A: I’m exploring large-scale processes that can be made more cost-effective and sustainable. Can we use less material and waste less? Can we go into additive manufacturing processes? To do that, we need better understanding of the role surfaces play and how we can manipulate their characteristics to improve their properties from an electronic or optical perspective that could be useful in a device.
I’m also interested in whether we can manipulate surface chemistries so they behave in a more biocompatible way. Could a combination of electrical transport and ion transport mimic the transmission of information through synapses along nerves? Could we design an integrated artificial limb or repair nerve damage using a synthetic material that is truly biocompatible? I’m not a biomedical or electrical engineer, but by building a community of researchers who share these interests, we may be able to work together to find answers.
Q: You mentioned the concept of sustainability. What role does that play in your research involving batteries?
A: Battery technology is a key aspect of improving the energy storage landscape. If you put solar cells on your roof, they’re useful only if the sun is shining, unless the excess energy can be stored somewhere. An effective battery storage system would allow energy generated on a sunny day to be used at night or when it’s raining. We’d like to have lighter weight storage systems with greater capacity that recharge more reliably. To do that sustainably, we need to think about materials: Can we limit the rare-earth materials used in storage systems or design new systems that use more abundant materials?
Also, from the device standpoint, not everything needs to have the computing power of silicon technology, which is pretty energy intensive and uses subtractive processes that generate waste.

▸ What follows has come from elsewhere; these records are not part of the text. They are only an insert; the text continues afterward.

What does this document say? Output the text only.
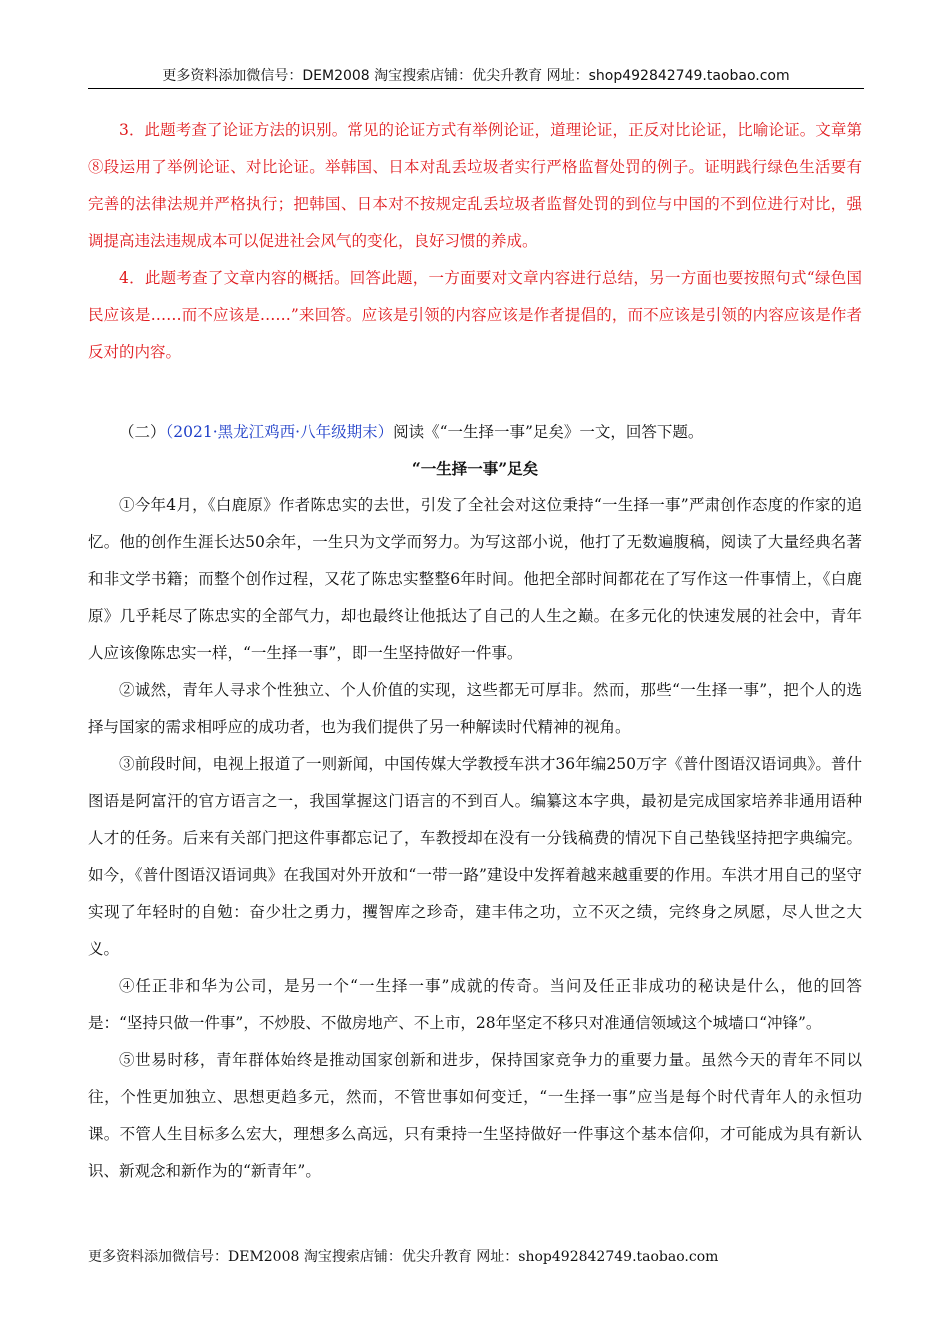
更多资料添加微信号：DEM2008 淘宝搜索店铺：优尖升教育 网址：shop492842749.taobao.com

3．此题考查了论证方法的识别。常见的论证方式有举例论证，道理论证，正反对比论证，比喻论证。文章第⑧段运用了举例论证、对比论证。举韩国、日本对乱丢垃圾者实行严格监督处罚的例子。证明践行绿色生活要有完善的法律法规并严格执行；把韩国、日本对不按规定乱丢垃圾者监督处罚的到位与中国的不到位进行对比，强调提高违法违规成本可以促进社会风气的变化，良好习惯的养成。

4．此题考查了文章内容的概括。回答此题，一方面要对文章内容进行总结，另一方面也要按照句式“绿色国民应该是……而不应该是……”来回答。应该是引领的内容应该是作者提倡的，而不应该是引领的内容应该是作者反对的内容。

（二）（2021·黑龙江鸡西·八年级期末）阅读《“一生择一事”足矣》一文，回答下题。

“一生择一事”足矣

①今年4月，《白鹿原》作者陈忠实的去世，引发了全社会对这位秉持“一生择一事”严肃创作态度的作家的追忆。他的创作生涯长达50余年，一生只为文学而努力。为写这部小说，他打了无数遍腹稿，阅读了大量经典名著和非文学书籍；而整个创作过程，又花了陈忠实整整6年时间。他把全部时间都花在了写作这一件事情上，《白鹿原》几乎耗尽了陈忠实的全部气力，却也最终让他抵达了自己的人生之巅。在多元化的快速发展的社会中，青年人应该像陈忠实一样，“一生择一事”，即一生坚持做好一件事。

②诚然，青年人寻求个性独立、个人价值的实现，这些都无可厚非。然而，那些“一生择一事”，把个人的选择与国家的需求相呼应的成功者，也为我们提供了另一种解读时代精神的视角。

③前段时间，电视上报道了一则新闻，中国传媒大学教授车洪才36年编250万字《普什图语汉语词典》。普什图语是阿富汗的官方语言之一，我国掌握这门语言的不到百人。编纂这本字典，最初是完成国家培养非通用语种人才的任务。后来有关部门把这件事都忘记了，车教授却在没有一分钱稿费的情况下自己垫钱坚持把字典编完。如今，《普什图语汉语词典》在我国对外开放和“一带一路”建设中发挥着越来越重要的作用。车洪才用自己的坚守实现了年轻时的自勉：奋少壮之勇力，攫智库之珍奇，建丰伟之功，立不灭之绩，完终身之夙愿，尽人世之大义。

④任正非和华为公司，是另一个“一生择一事”成就的传奇。当问及任正非成功的秘诀是什么，他的回答是：“坚持只做一件事”，不炒股、不做房地产、不上市，28年坚定不移只对准通信领域这个城墙口“冲锋”。

⑤世易时移，青年群体始终是推动国家创新和进步，保持国家竞争力的重要力量。虽然今天的青年不同以往，个性更加独立、思想更趋多元，然而，不管世事如何变迁，“一生择一事”应当是每个时代青年人的永恒功课。不管人生目标多么宏大，理想多么高远，只有秉持一生坚持做好一件事这个基本信仰，才可能成为具有新认识、新观念和新作为的“新青年”。

更多资料添加微信号：DEM2008 淘宝搜索店铺：优尖升教育 网址：shop492842749.taobao.com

Maybe we can develop polymer or hybrid materials that would be suitable for some devices. There’s also the potential to develop platforms using carbon-based or biomass-derived materials that can be processed in an additive way.

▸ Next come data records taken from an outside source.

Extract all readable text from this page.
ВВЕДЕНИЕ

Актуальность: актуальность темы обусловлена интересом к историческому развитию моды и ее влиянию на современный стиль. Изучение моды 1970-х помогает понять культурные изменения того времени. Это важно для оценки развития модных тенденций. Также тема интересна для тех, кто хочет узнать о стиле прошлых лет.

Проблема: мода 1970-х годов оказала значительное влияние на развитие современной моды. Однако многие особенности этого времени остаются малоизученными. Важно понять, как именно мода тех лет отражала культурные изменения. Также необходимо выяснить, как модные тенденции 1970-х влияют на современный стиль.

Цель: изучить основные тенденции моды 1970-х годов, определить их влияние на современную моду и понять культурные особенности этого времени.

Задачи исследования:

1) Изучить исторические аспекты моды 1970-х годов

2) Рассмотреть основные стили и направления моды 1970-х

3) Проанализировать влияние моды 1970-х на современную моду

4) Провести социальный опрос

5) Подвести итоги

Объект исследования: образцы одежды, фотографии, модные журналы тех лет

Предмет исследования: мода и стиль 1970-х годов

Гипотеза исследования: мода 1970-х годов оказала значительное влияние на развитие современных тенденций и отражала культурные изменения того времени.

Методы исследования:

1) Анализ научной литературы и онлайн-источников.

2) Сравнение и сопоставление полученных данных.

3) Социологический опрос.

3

Reichmanis will set up her lab in the Health, Science, and Technology building (under construction in the background), a state-of-the-art facility designed to spark multidisciplinary research endeavors. (Illustration by HGA) |
Q: Your career has spanned both industry and academia. How do you advise students considering which path to take?

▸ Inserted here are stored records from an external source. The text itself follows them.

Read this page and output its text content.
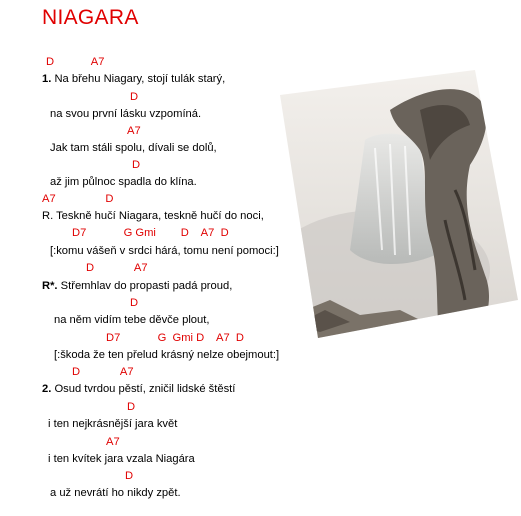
NIAGARA
D            A7
1. Na břehu Niagary, stojí tulák starý,
D
na svou první lásku vzpomíná.
A7
Jak tam stáli spolu, dívali se dolů,
D
až jim půlnoc spadla do klína.
A7                D
R. Teskně hučí Niagara, teskně hučí do noci,
D7            G Gmi        D    A7  D
[:komu vášeň v srdci hárá, tomu není pomoci:]
D             A7
R*. Střemhlav do propasti padá proud,
D
na něm vidím tebe děvče plout,
D7            G  Gmi D    A7  D
[:škoda že ten přelud krásný nelze obejmout:]
D             A7
2. Osud tvrdou pěstí, zničil lidské štěstí
D
i ten nejkrásnější jara květ
A7
i ten kvítek jara vzala Niagára
D
a už nevrátí ho nikdy zpět.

A: Particularly for graduate students, doing an internship, whether in industry or at a national lab, is a valuable way to see the different mindsets and approaches. Academic research is more open-ended.
In some ways, you don’t have to make hard decisions about stopping projects or starting new ones. In an industrial environment, you are more driven by a tangible end result that provides a return on investment.
Students strongly interested in academia should examine how they feel about teaching and training students, both in the classroom and as an advisor. I typically have several undergrads in my group, and my grad students work with them to gain mentoring experience. It’s not that one path is better than the other, they’re just different. Get that internship experience, and then think through what is it that drives you, recognizing that it may change over the course of your career.
Q: What are you looking forward to about getting back to more normal campus operations?
A: I’m excited to interact more directly with my colleagues and students, and I look forward to getting my lab built and established. When HST [Lehigh’s Health, Science, and Technology building on the Asa Packer Campus] is completed later this year, it will create a fantastic environment for building multidisciplinary research programs. Having a more open area where students and faculty can run into each other is exciting. I think it’s going to lead to a lot of new ideas, novel research, and exciting results.